Le xviie siècle signera la mainmise des tisseurs lyonnais sur les façonnés, ces tissus à dessins tissés. Lyon va mériter sa devise « Lion li Melhior » en entrelaçant sur les grands métiers à la tire les étoffes d'or, d'argent et de soie « à la façon des Perses et à la manière d'Italie ». Les succès éclatants de la fabrique lyonnaise ne se démentiront pas jusqu'à la fin du xviiie siècle. L'innovation créative du dessinateur Philippe de Lasalle (1723-1804) compta alors fortement en faveur de la gloire de la ville de la soie : avec lui un grand style lyonnais – qui devait parer Versailles – était né.

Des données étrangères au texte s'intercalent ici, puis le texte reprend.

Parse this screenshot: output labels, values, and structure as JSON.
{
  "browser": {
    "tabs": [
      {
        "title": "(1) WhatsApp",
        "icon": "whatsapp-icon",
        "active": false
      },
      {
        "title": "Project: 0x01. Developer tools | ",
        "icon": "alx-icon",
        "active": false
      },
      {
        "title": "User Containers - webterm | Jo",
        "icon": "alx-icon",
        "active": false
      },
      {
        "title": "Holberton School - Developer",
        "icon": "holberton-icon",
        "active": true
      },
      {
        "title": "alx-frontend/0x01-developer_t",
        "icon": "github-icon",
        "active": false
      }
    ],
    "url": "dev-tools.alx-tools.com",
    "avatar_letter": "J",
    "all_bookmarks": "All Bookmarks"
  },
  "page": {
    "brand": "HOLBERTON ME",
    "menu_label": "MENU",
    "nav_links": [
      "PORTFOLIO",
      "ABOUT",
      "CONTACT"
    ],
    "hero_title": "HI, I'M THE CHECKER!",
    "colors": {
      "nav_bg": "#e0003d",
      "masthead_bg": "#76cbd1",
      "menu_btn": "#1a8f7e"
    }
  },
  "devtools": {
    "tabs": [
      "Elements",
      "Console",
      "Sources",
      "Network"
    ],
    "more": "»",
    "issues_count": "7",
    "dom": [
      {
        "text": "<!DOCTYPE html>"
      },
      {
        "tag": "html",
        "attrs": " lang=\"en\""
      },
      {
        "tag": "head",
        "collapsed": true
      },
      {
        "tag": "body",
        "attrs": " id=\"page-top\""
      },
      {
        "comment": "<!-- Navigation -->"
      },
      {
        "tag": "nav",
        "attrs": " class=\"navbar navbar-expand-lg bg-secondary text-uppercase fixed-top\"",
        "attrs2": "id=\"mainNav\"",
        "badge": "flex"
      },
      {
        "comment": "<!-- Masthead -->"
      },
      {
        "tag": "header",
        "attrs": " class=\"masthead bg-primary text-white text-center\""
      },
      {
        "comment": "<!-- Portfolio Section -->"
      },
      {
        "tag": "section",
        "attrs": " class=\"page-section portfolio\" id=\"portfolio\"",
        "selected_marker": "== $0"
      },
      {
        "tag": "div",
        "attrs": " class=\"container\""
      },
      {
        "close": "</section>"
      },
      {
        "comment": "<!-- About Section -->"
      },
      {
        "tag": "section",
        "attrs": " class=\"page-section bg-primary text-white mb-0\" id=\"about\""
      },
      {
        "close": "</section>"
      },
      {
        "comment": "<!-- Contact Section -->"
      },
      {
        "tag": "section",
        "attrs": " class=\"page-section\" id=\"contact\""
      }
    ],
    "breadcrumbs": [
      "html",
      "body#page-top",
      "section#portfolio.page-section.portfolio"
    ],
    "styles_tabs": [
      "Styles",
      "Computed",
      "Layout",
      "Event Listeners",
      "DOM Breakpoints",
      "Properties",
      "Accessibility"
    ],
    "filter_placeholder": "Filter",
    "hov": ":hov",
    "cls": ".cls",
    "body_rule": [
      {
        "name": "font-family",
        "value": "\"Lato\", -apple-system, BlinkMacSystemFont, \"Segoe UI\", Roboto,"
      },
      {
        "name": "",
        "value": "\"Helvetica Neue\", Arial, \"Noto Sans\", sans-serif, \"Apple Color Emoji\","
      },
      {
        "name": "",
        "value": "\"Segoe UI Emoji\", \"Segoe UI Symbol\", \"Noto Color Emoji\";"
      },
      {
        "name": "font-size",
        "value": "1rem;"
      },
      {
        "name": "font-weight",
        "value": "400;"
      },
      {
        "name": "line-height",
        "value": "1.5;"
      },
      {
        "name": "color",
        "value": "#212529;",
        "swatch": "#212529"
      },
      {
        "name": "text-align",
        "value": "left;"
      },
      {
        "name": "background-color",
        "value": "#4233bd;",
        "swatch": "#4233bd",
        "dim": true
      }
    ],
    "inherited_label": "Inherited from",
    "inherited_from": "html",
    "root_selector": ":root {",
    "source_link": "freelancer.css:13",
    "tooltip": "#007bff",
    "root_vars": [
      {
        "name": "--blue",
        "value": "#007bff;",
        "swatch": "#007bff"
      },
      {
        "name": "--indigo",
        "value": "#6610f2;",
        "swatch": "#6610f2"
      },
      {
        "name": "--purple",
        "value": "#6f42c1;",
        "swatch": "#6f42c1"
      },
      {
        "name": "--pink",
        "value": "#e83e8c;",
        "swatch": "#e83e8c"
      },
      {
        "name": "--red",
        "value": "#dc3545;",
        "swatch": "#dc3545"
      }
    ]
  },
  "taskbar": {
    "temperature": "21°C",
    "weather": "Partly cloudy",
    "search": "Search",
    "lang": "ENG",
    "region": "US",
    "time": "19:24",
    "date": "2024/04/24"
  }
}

Au début du xixe siècle, le métier à tisser perfectionné de Joseph-Marie Jacquard (1752-1834) donne à la fabrique lyonnaise son impulsion industrielle. Napoléon 1er, conscient des difficultés que rencontrent les manufactures lyonnaises, relance l'industrie de la soie par d'importantes commandes, notamment celles de 1810. On peut situer entre 1825 et 1830 le début de ce processus d'industrialisation. En cette première moitié du xixe siècle, la fabrique lyonnaise voit apparaître les noms de familles qui vont s'inscrire dans la dynastie de la soie. Mais c'est peut-être la période des années 1920-1925 qui fut la plus étonnante dans la création lyonnaise. Les tisseurs comprennent alors que les seules prouesses techniques ne sont pas suffisantes : le dialogue avec la haute couture en plein essor permet de créer des étoffes en harmonie avec les courants artistiques dominants.

Le lin

Le lin partage avec la laine l'assurance d'être le plus ancien textile au monde. Les premières traces de son utilisation remontent en effet à 10 000 ans avant J.-C. en Turquie, et des traces de textiles en lin datés de 8000 ans avant J.-C. ont été retrouvées lors de fouilles dans des cités lacustres suisses. Dès le vie siècle avant J.-C., l'industrie du lin était développée chez les Égyptiens qui apportèrent à la culture et au travail de cette fibre une perfection jamais égalée, comme en témoignent les tissus découverts dans des tombes du Fayoum, et présentant un haut degré de finesse.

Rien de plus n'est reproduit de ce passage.